For the Dodgers, where offense was a problem anyway, the loss of Sax to the Yankees via free agency seemed at the time a tough one to overcome. But the switch-hitting Murray is one of the best offensive players in the game - a .295 career average with 333 homers and 1,190 RBIs in 12 years as a fixture with the Orioles. So L.A. actually comes out looking improved offensively, and the defending world champions go into 1989 appearing just as strong as, if not stronger than, the team that won it all last October.
The Yankees also should get a boost from the free-agent signing of Sax, an excellent leadoff hitter and baserunner who was the Dodgers' offensive catalyst for the last several years. But that is somewhat offset, of course, by the loss of Clark, who even in an off year when he had injury problems and batted only .242 still managed to hit 27 home runs and drive in 93 runs.
Meanwhile, New York moved strongly to shore up the pitching staff that has been its main problem in recent seasons, signing Hawkins and veteran left-hander Dave Lapoint as free agents and adding Lance McCullers and Jimmy Jones in the San Diego trade. And owner George Steinbrenner still may not be through waving his checkbook around if he can find any more sellers.

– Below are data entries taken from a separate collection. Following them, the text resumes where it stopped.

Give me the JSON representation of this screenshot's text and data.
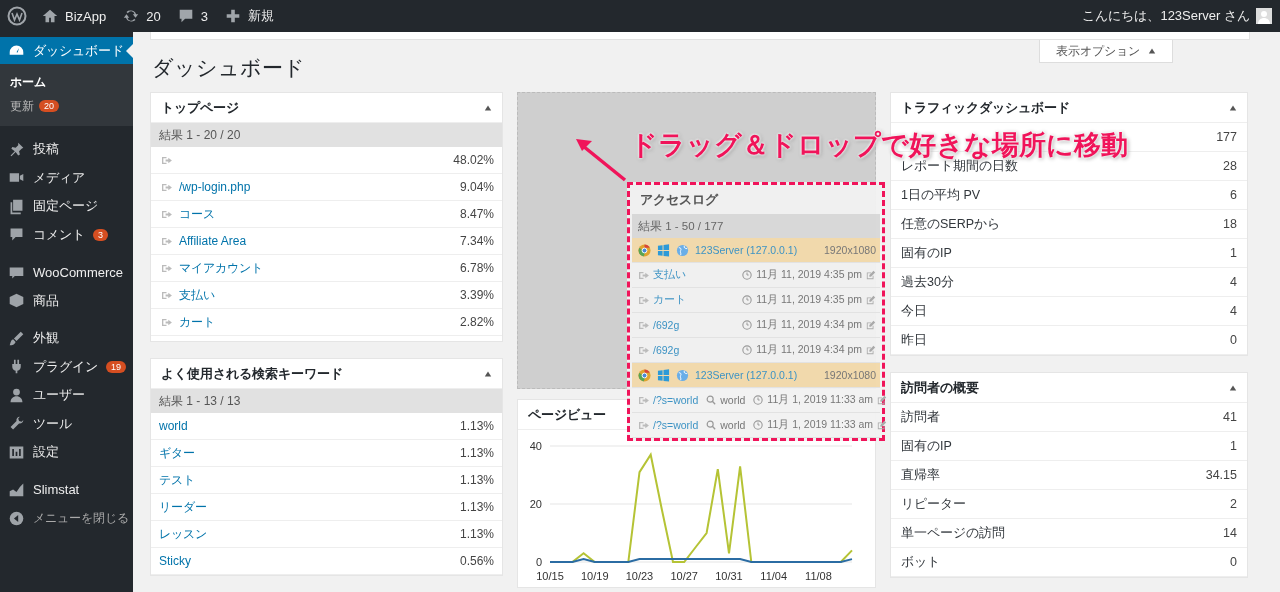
{
  "admin_bar": {
    "site": "BizApp",
    "updates": "20",
    "comments": "3",
    "new": "新規",
    "greeting": "こんにちは、123Server さん"
  },
  "sidebar": {
    "active": {
      "label": "ダッシュボード",
      "selected": true
    },
    "submenu": [
      {
        "label": "ホーム",
        "selected": true
      },
      {
        "label": "更新",
        "selected": false,
        "badge": "20"
      }
    ],
    "groups": [
      [
        {
          "label": "投稿"
        },
        {
          "label": "メディア"
        },
        {
          "label": "固定ページ"
        },
        {
          "label": "コメント",
          "badge": "3"
        }
      ],
      [
        {
          "label": "WooCommerce"
        },
        {
          "label": "商品"
        }
      ],
      [
        {
          "label": "外観"
        },
        {
          "label": "プラグイン",
          "badge": "19"
        },
        {
          "label": "ユーザー"
        },
        {
          "label": "ツール"
        },
        {
          "label": "設定"
        }
      ],
      [
        {
          "label": "Slimstat"
        }
      ]
    ],
    "collapse": "メニューを閉じる"
  },
  "screen_options": "表示オプション",
  "page_title": "ダッシュボード",
  "annotation": "ドラッグ＆ドロップで好きな場所に移動",
  "top_pages": {
    "title": "トップページ",
    "summary": "結果 1 - 20 / 20",
    "rows": [
      {
        "pct": "48.02%"
      },
      {
        "link": "/wp-login.php",
        "pct": "9.04%"
      },
      {
        "link": "コース",
        "pct": "8.47%"
      },
      {
        "link": "Affiliate Area",
        "pct": "7.34%"
      },
      {
        "link": "マイアカウント",
        "pct": "6.78%"
      },
      {
        "link": "支払い",
        "pct": "3.39%"
      },
      {
        "link": "カート",
        "pct": "2.82%"
      }
    ]
  },
  "keywords": {
    "title": "よく使用される検索キーワード",
    "summary": "結果 1 - 13 / 13",
    "rows": [
      {
        "keyword": "world",
        "pct": "1.13%"
      },
      {
        "keyword": "ギター",
        "pct": "1.13%"
      },
      {
        "keyword": "テスト",
        "pct": "1.13%"
      },
      {
        "keyword": "リーダー",
        "pct": "1.13%"
      },
      {
        "keyword": "レッスン",
        "pct": "1.13%"
      },
      {
        "keyword": "Sticky",
        "pct": "0.56%"
      }
    ]
  },
  "access_log": {
    "title": "アクセスログ",
    "summary": "結果 1 - 50 / 177",
    "rows": [
      {
        "kind": "visitor",
        "host": "123Server (127.0.0.1)",
        "resolution": "1920x1080"
      },
      {
        "kind": "page",
        "link": "支払い",
        "time": "11月 11, 2019 4:35 pm"
      },
      {
        "kind": "page",
        "link": "カート",
        "time": "11月 11, 2019 4:35 pm"
      },
      {
        "kind": "page",
        "link": "/692g",
        "time": "11月 11, 2019 4:34 pm"
      },
      {
        "kind": "page",
        "link": "/692g",
        "time": "11月 11, 2019 4:34 pm"
      },
      {
        "kind": "visitor",
        "host": "123Server (127.0.0.1)",
        "resolution": "1920x1080"
      },
      {
        "kind": "search",
        "link": "/?s=world",
        "keyword": "world",
        "time": "11月 1, 2019 11:33 am"
      },
      {
        "kind": "search",
        "link": "/?s=world",
        "keyword": "world",
        "time": "11月 1, 2019 11:33 am"
      }
    ]
  },
  "pageviews": {
    "title": "ページビュー",
    "chart_data": {
      "type": "line",
      "categories": [
        "10/15",
        null,
        null,
        null,
        "10/19",
        null,
        null,
        null,
        "10/23",
        null,
        null,
        null,
        "10/27",
        null,
        null,
        null,
        "10/31",
        null,
        null,
        null,
        "11/04",
        null,
        null,
        null,
        "11/08",
        null,
        null,
        null
      ],
      "series": [
        {
          "color": "#b5c335",
          "values": [
            0,
            0,
            0,
            3,
            0,
            0,
            0,
            0,
            31,
            37,
            18,
            0,
            0,
            5,
            10,
            32,
            3,
            33,
            0,
            0,
            0,
            0,
            0,
            0,
            0,
            0,
            0,
            4
          ]
        },
        {
          "color": "#2b6ca3",
          "values": [
            0,
            0,
            0,
            1,
            0,
            0,
            0,
            0,
            1,
            1,
            1,
            1,
            1,
            1,
            1,
            1,
            1,
            1,
            0,
            0,
            0,
            0,
            0,
            0,
            0,
            0,
            0,
            1
          ]
        }
      ],
      "ylim": [
        0,
        40
      ],
      "yticks": [
        0,
        20,
        40
      ]
    }
  },
  "traffic": {
    "title": "トラフィックダッシュボード",
    "rows": [
      {
        "value": "177"
      },
      {
        "label": "レポート期間の日数",
        "value": "28"
      },
      {
        "label": "1日の平均 PV",
        "value": "6"
      },
      {
        "label": "任意のSERPから",
        "value": "18"
      },
      {
        "label": "固有のIP",
        "value": "1"
      },
      {
        "label": "過去30分",
        "value": "4"
      },
      {
        "label": "今日",
        "value": "4"
      },
      {
        "label": "昨日",
        "value": "0"
      }
    ]
  },
  "visitors": {
    "title": "訪問者の概要",
    "rows": [
      {
        "label": "訪問者",
        "value": "41"
      },
      {
        "label": "固有のIP",
        "value": "1"
      },
      {
        "label": "直帰率",
        "value": "34.15"
      },
      {
        "label": "リピーター",
        "value": "2"
      },
      {
        "label": "単一ページの訪問",
        "value": "14"
      },
      {
        "label": "ボット",
        "value": "0"
      }
    ]
  }
}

The American League champion Oakland A's, following the dictum that even a pennant-winner can't afford to sit still, went out and signed Mike Moore, the second most sought-after pitcher on the free-agent list after Hurst. The big right-hander pitched much better than his 9-15 record with a weak Seattle team indicates, and was particularly effective in the latter part of the season. With the A's, he beefs up an already imposing starting rotation that includes Dave Stewart, Bob Welch, Storm Davis, and Curt Young, with Dennis Eckersley heading up the league's best bullpen.
The biggest losers in terms of parting with key talent were clearly Boston, and Baltimore. The Red Sox may rue the day they let Hurst get away, as most observers think they will find it difficult to defend their American League East title without him. The Orioles, though, are in a different category. As the losingest team in the majors last season (54-107), they weren't going anywhere right away, so it made sense to trade a 12-year veteran star like Murray for three young players who they hope can help them climb up the ladder - pitchers Brian Holton and Ken Howard, plus 20-year-old shortstop Juan Bell, brother of Toronto slugger George Bell.

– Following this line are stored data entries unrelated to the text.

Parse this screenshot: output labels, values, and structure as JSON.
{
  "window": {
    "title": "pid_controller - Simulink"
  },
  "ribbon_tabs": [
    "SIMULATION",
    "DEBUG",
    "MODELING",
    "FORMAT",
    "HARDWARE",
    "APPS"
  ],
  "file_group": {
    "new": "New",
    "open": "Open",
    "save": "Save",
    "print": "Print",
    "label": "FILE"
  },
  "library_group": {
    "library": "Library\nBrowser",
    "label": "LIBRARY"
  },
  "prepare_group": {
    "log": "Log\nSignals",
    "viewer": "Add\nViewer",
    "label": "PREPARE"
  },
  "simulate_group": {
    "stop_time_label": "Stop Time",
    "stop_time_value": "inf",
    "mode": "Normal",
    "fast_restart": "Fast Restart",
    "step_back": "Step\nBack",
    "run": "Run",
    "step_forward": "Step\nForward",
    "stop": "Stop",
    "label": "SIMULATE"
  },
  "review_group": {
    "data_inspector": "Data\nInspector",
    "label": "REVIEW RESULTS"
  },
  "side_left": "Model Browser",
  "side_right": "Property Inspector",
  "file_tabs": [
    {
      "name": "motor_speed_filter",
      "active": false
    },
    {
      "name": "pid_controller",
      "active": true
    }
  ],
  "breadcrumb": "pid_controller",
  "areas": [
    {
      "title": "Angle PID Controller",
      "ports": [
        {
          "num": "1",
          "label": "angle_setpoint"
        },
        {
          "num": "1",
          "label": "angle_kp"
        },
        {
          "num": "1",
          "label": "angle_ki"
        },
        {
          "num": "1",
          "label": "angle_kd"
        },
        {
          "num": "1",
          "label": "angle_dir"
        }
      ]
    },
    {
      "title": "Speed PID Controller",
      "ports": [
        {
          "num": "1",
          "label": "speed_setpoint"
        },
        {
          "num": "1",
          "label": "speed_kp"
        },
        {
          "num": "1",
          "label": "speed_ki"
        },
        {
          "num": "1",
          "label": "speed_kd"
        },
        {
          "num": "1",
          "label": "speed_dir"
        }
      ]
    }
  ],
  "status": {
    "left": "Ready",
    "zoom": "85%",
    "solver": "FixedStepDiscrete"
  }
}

Veteran catcher Bob Boone signed with Kansas City after his old team, California, picked up former Philadelphia receiver Lance Parrish via the free-agent route. Rick Mahler, a longtime workhorse in Atlanta, moved on to Cincinnati. And Jesse Orosco, former New York Mets bullpen ace who pitched last season for the Dodgers, signed with Cleveland, as did reserve infielder Luis Aguayo of the Yankees.
What does it all mean?
The A's look like repeaters in the AL West, as do the Mets in the NL East, where there was little significant player movement. San Diego and Cincinnati may have closed the gap on the Dodgers in the NL West, while the Yankees could be the most improved team in the AL East, which looks like the most competitive division once again.